- Theatrical release poster
- Directed by: Yu Irie
- Written by: Yu Irie
- Produced by: Naoaki Kitajima
- Starring: Takao Osawa; Kento Kaku; Alice Hirose; Takanori Iwata; Masahiro Takashima; Sei Ashina; Tina Tamashiro; Kimiko Yo; Nanako Matsushima; Tomokazu Miura;
- Cinematography: Shoichi Ato [ja]
- Edited by: Tsuyoshi Imai [ja]
- Music by: Masaru Yokoyama
- Production company: CREDEUS
- Distributed by: Warner Bros. Pictures
- Release date: 31 January 2020;
- Running time: 131 minutes
- Country: Japan
- Language: Japanese

= AI Amok =

AI Amok (AI崩壊) is a 2020 Japanese science fiction thriller film directed by Yu Irie, starring Takao Osawa, Kento Kaku, Alice Hirose, Takanori Iwata, Masahiro Takashima, Sei Ashina, Tina Tamashiro, Kimiko Yo, Nanako Matsushima and Tomokazu Miura.

==Cast==
- Takao Osawa as Kosuke Kiryu
- Kento Kaku as Satoshi Nishimura
- Alice Hirose as Kumi Okuse
- Takanori Iwata as Makoto Sakuraba
- Masahiro Takashima
- Sei Ashina as Maika Hayashibara
- Tina Tamashiro as Mako Iida
- Kimiko Yo as Eiko Tanaka
- Nanako Matsushima as Shota Hashimoto
- Tomokazu Miura as Kyoichi Goda
- Yoshi Sakou as Kensaku Kishi
- Sora Tamaki as Kokoro Kiryu
- Nomaguchi Toru as Kengo Maekawa
- Magy as Hiroshi Okawara
- Daisuke Kuroda as Kengo Maekawa
- Katsuya Maiguma as Hideto Kominaga
- Maski Naito as Extremist
- Yukijirō Hotaru as Fisherman
- Risa Kameda as Ikeda
- Hiroko Terada

==Reception==
Tay Yek Keak of Today rated the film 3 stars out of 5 and wrote, "This is a too-even, too-predictable flick crying out for a better ‘gotcha!’ ending than the one it thinks we'd be surprised by. It's still something that's pretty okay to see, but nope, there's no mind-blowing shock here."

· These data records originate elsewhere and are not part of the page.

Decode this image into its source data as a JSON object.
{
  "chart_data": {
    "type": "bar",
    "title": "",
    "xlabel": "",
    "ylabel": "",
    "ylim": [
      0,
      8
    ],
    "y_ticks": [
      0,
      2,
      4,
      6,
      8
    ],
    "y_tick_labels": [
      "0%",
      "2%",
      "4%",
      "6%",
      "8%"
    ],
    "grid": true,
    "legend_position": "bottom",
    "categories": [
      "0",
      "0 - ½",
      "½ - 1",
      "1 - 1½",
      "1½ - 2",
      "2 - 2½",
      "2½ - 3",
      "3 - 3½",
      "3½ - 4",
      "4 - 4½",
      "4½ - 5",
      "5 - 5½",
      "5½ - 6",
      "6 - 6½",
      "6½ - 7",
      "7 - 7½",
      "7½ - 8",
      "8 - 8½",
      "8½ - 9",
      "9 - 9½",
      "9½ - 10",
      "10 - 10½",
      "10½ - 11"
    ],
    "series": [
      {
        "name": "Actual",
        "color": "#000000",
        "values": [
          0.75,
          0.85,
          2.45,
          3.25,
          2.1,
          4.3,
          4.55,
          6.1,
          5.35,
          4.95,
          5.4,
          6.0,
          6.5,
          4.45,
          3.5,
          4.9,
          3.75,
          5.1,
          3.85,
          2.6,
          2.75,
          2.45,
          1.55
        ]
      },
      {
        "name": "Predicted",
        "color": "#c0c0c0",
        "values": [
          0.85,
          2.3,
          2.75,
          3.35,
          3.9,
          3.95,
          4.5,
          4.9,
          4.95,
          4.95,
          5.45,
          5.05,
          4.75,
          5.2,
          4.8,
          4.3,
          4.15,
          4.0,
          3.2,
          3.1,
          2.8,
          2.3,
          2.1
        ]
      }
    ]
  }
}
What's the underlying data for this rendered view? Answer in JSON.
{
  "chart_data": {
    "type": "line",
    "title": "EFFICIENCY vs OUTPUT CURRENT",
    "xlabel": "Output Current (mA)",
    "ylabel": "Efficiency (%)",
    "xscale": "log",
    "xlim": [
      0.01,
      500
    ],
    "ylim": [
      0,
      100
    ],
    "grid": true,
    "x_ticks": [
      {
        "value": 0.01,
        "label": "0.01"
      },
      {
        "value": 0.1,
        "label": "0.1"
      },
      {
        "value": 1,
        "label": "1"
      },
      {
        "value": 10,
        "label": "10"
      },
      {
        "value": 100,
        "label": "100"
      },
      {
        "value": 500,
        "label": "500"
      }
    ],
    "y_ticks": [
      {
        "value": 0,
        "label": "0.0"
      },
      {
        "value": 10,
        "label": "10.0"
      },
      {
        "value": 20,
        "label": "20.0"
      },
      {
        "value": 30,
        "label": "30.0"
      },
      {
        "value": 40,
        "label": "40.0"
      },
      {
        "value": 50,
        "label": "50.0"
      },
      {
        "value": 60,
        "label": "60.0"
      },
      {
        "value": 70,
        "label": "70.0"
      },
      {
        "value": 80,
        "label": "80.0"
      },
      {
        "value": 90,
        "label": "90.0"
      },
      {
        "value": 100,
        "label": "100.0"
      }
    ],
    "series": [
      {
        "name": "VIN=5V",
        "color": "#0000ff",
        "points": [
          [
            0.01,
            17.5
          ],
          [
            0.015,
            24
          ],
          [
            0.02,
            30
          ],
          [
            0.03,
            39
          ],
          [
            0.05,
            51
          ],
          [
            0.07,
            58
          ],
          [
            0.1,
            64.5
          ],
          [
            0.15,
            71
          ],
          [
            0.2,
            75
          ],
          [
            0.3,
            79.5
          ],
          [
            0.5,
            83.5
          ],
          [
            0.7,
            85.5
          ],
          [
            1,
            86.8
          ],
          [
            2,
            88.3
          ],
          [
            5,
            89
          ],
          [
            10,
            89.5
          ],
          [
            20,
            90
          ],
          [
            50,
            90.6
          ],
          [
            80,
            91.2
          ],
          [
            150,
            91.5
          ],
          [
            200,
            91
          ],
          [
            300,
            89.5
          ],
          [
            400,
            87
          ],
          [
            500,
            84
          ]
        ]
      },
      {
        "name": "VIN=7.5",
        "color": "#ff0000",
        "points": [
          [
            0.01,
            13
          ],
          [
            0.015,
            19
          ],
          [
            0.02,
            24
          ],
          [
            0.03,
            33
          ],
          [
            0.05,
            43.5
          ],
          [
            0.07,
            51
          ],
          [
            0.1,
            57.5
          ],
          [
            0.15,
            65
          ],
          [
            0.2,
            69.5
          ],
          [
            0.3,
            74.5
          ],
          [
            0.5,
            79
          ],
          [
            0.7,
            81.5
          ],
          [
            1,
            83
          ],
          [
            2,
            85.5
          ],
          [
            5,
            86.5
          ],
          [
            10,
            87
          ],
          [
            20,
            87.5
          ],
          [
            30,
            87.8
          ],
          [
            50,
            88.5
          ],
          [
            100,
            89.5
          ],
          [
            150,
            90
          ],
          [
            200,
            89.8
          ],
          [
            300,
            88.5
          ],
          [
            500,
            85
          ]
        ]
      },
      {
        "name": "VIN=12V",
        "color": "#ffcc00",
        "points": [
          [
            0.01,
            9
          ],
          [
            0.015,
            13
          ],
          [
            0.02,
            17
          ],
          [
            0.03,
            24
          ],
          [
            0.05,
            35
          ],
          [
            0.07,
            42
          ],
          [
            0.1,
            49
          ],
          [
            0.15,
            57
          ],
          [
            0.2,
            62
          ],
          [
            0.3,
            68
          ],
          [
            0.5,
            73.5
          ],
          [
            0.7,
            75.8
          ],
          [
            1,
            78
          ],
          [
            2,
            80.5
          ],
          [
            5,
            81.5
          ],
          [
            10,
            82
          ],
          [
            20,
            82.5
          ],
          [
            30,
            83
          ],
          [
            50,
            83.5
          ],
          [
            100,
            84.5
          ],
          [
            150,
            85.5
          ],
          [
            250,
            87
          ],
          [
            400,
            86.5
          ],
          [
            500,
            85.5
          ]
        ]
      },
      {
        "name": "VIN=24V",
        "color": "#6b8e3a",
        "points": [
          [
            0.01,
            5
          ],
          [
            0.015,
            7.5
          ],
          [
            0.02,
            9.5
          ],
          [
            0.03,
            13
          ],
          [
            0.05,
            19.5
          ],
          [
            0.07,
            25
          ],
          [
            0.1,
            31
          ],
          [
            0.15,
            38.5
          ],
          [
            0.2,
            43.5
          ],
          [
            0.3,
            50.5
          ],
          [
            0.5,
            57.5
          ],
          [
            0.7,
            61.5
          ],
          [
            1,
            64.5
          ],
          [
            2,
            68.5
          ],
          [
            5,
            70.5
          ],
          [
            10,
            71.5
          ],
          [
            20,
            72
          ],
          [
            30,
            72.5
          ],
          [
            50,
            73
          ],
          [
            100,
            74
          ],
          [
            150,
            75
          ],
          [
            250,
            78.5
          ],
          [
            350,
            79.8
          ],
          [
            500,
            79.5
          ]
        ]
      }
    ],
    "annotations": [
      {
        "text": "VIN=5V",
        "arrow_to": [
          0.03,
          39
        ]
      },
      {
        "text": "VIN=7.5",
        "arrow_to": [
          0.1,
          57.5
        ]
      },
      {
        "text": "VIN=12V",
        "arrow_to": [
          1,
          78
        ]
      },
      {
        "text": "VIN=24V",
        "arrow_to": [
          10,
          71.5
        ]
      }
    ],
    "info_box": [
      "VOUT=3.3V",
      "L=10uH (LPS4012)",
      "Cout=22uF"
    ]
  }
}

Marcus Goh of Yahoo! Life gave the film a score of 3/5 and wrote that while it "tries its best to make you think about the subject matter, and it does have some interesting bits", it "ends up being bogged down by a horrific second Act, which completely deflates any tension that might have been generated in Act One."

James Hadfield of The Japan Times rated the film 2.5 stars out of 5 and wrote that the film is "as cerebral as a conversation with a Pepper robot, but if you’re looking for an uncomplicated diversion, you could do far worse."

Film critic Atsuko Kawaguchi rated the film 2 stars out of 5.